Your code isn't quite correct:
- note that the
match(key[, 2], input)
in the index on the LHS is of length 6 (the length of key
) not 5 (the length of input
), and so !is.na()
is of length 6 not 5, and which(!is.na())
is an index into key
, not into input
.
- you additionally lose the order of the matches. by using
!is.na()
on the right hand side (it works in your example because the rows of key
happen to be the same indices as the things to replace in input
, and in the same order).
As an illustrative example, let's shuffle your key
key <- key[c(3,2,4,5,6,1), ]
input[which(!is.na(match(key[,2],input)))]<-key[!is.na(match(key[,2],input)),1]
input
[1] "one1" "one" "three" "four" "five" "one"
Note how your new input
has 6 variables now, and the first one1
wasn't replaced. Have a look at match(key[,2], input)
, is.na(...)
and which(is.na(...))
to see why.
You need to use match(input, key[,2])
which is non-NA when input[i]
has a match in key
, and has the value of the index into key
. So now you can use !is.na()
on the LHS to do the assignment, but don't use !is.na()

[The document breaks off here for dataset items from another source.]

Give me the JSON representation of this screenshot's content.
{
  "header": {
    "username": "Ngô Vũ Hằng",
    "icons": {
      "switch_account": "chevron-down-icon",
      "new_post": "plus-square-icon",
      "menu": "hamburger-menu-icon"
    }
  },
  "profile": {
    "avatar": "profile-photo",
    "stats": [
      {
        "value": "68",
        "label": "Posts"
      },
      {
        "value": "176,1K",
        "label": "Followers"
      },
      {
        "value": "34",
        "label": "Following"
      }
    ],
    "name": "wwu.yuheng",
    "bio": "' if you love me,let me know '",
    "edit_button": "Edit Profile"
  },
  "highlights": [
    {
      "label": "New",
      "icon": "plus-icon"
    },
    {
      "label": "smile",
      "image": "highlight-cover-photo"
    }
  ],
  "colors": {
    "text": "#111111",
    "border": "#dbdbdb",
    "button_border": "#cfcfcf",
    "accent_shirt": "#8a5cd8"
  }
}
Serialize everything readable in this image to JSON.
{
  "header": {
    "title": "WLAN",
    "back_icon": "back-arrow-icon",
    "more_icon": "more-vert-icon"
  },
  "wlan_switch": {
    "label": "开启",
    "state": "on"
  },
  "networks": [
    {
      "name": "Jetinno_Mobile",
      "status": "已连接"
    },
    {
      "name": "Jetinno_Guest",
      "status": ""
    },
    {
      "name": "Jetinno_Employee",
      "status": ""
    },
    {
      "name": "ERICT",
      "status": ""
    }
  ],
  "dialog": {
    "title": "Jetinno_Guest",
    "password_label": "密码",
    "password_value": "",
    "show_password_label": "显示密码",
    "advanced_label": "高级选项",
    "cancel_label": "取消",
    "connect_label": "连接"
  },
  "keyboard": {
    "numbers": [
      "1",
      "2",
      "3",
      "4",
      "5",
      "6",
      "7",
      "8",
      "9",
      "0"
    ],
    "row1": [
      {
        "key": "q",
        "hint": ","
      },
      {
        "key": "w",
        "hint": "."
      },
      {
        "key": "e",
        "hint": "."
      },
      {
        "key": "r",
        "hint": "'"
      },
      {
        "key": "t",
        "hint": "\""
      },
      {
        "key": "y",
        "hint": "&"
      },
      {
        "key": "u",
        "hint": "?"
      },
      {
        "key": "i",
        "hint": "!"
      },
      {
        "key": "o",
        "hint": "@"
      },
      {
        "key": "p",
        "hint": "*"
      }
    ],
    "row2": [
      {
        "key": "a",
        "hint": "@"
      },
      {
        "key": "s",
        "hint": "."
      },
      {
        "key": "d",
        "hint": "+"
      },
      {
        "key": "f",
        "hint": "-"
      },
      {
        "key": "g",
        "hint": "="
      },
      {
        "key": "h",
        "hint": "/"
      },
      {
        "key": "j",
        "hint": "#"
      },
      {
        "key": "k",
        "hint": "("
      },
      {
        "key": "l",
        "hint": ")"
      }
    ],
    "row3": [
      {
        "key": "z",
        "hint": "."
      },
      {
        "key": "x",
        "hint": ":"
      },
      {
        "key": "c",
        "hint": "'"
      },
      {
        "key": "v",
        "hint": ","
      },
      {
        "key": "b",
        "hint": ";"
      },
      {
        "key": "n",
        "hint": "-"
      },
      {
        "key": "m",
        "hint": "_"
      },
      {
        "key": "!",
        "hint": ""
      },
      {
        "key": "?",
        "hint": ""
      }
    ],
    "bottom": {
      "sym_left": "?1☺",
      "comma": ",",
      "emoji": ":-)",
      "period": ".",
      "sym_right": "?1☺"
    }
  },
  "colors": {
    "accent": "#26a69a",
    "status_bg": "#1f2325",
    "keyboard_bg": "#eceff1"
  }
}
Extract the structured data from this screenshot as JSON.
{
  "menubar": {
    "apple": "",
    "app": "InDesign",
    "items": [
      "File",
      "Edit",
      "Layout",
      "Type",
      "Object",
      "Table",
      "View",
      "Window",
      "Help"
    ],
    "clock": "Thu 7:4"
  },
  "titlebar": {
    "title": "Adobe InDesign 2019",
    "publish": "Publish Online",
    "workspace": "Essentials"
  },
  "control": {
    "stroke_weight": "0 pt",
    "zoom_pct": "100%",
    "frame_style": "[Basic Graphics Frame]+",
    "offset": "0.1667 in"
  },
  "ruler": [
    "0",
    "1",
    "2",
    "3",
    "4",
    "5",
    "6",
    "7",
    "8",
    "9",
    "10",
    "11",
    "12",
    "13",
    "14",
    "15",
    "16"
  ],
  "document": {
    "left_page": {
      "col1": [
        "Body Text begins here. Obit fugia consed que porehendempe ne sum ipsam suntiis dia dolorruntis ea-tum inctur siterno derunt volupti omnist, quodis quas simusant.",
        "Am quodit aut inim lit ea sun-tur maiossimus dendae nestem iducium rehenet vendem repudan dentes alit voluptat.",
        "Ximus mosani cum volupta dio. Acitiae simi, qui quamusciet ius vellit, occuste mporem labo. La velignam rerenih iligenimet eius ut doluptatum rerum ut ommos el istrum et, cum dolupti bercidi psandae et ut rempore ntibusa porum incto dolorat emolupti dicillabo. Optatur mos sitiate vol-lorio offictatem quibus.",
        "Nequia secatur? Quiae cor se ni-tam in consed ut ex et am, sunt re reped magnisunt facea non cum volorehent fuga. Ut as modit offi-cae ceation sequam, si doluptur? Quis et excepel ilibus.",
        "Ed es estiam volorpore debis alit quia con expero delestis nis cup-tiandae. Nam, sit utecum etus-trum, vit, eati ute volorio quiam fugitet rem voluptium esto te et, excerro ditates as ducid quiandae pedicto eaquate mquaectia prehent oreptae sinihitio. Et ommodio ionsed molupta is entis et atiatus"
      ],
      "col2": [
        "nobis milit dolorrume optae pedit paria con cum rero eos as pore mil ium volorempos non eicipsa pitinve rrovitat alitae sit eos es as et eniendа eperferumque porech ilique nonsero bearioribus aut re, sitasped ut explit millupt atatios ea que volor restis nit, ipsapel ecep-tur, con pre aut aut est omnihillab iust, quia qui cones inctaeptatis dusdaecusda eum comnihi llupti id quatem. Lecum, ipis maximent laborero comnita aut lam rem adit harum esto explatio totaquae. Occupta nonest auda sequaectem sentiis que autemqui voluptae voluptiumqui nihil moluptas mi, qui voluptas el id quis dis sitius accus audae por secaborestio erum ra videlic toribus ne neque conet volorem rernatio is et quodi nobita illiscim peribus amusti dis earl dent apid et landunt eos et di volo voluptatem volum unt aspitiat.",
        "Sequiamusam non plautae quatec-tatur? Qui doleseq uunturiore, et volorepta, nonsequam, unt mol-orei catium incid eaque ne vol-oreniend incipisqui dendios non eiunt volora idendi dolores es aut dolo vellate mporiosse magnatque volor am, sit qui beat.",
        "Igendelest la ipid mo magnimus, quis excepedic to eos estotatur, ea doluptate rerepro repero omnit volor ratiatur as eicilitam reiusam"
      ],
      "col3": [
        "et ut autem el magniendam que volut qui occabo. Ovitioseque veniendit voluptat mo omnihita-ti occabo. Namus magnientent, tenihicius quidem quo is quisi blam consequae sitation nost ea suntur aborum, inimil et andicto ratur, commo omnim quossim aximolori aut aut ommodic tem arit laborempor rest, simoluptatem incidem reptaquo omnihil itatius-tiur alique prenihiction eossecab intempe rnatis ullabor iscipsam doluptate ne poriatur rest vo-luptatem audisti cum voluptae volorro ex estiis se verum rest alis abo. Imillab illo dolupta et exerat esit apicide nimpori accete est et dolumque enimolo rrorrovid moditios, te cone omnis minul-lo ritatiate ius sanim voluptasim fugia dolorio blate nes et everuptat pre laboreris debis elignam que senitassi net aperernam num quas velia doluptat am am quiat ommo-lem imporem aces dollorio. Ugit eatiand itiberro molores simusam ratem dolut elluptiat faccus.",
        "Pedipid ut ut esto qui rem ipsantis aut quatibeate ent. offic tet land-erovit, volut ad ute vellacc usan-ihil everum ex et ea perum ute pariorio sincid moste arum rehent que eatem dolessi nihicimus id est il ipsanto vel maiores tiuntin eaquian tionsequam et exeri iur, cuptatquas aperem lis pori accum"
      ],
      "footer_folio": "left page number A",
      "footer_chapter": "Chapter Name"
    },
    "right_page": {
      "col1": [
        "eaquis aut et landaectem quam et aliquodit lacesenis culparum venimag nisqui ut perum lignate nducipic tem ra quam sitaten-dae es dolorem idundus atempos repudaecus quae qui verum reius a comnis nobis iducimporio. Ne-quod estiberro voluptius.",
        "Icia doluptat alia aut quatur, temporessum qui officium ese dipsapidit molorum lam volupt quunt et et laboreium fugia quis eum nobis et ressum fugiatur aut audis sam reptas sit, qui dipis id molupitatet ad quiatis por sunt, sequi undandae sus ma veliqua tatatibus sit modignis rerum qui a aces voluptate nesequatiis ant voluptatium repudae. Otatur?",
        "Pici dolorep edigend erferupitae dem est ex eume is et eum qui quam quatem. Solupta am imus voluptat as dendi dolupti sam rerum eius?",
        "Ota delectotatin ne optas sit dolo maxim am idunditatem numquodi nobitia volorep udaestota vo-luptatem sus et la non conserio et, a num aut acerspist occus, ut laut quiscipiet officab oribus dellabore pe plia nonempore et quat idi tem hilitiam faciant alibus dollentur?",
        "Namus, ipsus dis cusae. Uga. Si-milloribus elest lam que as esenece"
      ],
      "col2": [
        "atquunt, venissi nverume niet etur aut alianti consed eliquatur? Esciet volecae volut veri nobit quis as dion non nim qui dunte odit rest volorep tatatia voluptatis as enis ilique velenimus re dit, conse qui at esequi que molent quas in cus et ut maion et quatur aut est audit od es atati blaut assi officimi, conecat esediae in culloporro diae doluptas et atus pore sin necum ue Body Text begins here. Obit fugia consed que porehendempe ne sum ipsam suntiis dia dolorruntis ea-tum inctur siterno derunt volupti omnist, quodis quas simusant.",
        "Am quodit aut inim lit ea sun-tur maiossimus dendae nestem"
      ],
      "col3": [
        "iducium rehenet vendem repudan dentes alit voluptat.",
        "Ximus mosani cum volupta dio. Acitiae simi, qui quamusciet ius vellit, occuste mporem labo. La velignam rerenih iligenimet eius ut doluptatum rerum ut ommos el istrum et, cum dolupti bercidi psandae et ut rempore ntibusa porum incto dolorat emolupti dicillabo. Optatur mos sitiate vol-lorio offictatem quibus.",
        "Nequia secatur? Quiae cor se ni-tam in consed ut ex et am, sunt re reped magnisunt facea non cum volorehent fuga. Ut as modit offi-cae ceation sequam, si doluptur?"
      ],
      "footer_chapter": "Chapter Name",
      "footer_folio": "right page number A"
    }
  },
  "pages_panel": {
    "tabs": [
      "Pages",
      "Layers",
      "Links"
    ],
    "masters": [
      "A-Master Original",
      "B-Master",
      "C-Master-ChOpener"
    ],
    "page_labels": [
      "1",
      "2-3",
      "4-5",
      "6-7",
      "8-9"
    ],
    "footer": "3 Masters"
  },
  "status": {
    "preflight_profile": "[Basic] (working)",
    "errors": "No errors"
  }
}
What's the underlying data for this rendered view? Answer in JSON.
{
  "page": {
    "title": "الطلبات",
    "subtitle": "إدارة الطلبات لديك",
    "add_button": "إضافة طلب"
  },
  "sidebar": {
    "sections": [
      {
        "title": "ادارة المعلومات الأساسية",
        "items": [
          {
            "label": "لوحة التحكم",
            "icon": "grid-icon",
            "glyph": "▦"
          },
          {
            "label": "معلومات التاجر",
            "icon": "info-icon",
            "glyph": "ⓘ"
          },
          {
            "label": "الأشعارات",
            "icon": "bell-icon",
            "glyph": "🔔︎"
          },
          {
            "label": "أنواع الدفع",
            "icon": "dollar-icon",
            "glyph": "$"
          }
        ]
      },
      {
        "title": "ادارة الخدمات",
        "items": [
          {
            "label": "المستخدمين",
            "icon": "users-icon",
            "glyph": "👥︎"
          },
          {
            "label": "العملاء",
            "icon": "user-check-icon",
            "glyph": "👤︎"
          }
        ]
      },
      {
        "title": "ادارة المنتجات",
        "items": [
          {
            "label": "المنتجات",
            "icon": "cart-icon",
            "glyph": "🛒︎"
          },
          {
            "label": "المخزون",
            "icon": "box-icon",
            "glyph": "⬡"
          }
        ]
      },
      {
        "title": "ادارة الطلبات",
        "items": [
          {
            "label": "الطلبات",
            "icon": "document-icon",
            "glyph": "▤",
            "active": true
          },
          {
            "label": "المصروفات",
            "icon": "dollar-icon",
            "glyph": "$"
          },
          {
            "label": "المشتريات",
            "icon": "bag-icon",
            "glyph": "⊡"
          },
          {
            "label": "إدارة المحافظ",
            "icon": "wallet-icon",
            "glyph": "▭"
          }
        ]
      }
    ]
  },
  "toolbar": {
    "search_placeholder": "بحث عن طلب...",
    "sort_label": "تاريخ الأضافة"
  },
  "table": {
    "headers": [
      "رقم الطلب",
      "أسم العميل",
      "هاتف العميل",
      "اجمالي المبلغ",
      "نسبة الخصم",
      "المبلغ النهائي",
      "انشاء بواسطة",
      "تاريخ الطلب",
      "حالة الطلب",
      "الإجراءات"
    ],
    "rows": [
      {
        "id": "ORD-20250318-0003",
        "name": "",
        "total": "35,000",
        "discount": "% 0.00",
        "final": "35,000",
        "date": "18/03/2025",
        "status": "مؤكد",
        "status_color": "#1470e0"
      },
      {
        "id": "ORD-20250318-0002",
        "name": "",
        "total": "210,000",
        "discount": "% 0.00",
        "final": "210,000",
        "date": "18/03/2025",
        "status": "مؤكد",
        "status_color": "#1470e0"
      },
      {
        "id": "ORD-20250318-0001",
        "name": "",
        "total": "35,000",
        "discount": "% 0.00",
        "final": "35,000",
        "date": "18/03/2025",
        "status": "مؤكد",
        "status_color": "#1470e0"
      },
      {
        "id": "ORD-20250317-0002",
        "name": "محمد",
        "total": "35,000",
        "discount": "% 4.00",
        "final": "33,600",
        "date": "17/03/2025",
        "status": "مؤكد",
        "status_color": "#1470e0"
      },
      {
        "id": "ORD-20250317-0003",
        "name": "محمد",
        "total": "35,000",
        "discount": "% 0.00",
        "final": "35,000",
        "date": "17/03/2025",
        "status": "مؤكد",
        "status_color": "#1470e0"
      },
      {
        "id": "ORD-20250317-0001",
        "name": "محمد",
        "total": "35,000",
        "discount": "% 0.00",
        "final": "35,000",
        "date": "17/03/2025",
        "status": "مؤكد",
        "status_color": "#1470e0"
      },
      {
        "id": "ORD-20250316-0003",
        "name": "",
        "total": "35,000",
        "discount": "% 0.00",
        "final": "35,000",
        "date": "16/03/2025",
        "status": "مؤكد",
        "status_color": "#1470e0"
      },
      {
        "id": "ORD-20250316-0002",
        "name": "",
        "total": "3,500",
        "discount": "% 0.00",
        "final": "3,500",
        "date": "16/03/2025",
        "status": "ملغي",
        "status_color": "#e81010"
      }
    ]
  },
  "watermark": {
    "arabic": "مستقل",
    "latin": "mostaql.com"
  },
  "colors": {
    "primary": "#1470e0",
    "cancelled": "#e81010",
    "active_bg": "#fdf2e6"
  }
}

on the right or you lose the indices of the matches in key
.
m <- match(input, key[,2]) # 6 2 NA NA NA for the shuffled `key`
input[!is.na(m)] <- key[na.omit(m), 1]
# or a one-liner
input[!is.na(match(input, key[,2]))] <- key[na.omit(match(input, key[,2])), 1]
In terms of "more efficient", I reckon this is about as good as it gets - merge
calls match
internally anyway, so will most certainly be slower. It ain't "elegant", but it's fast.
The only improvement I see is to store the match first (like I have done above, storing the match in m
) to avoid calling it twice.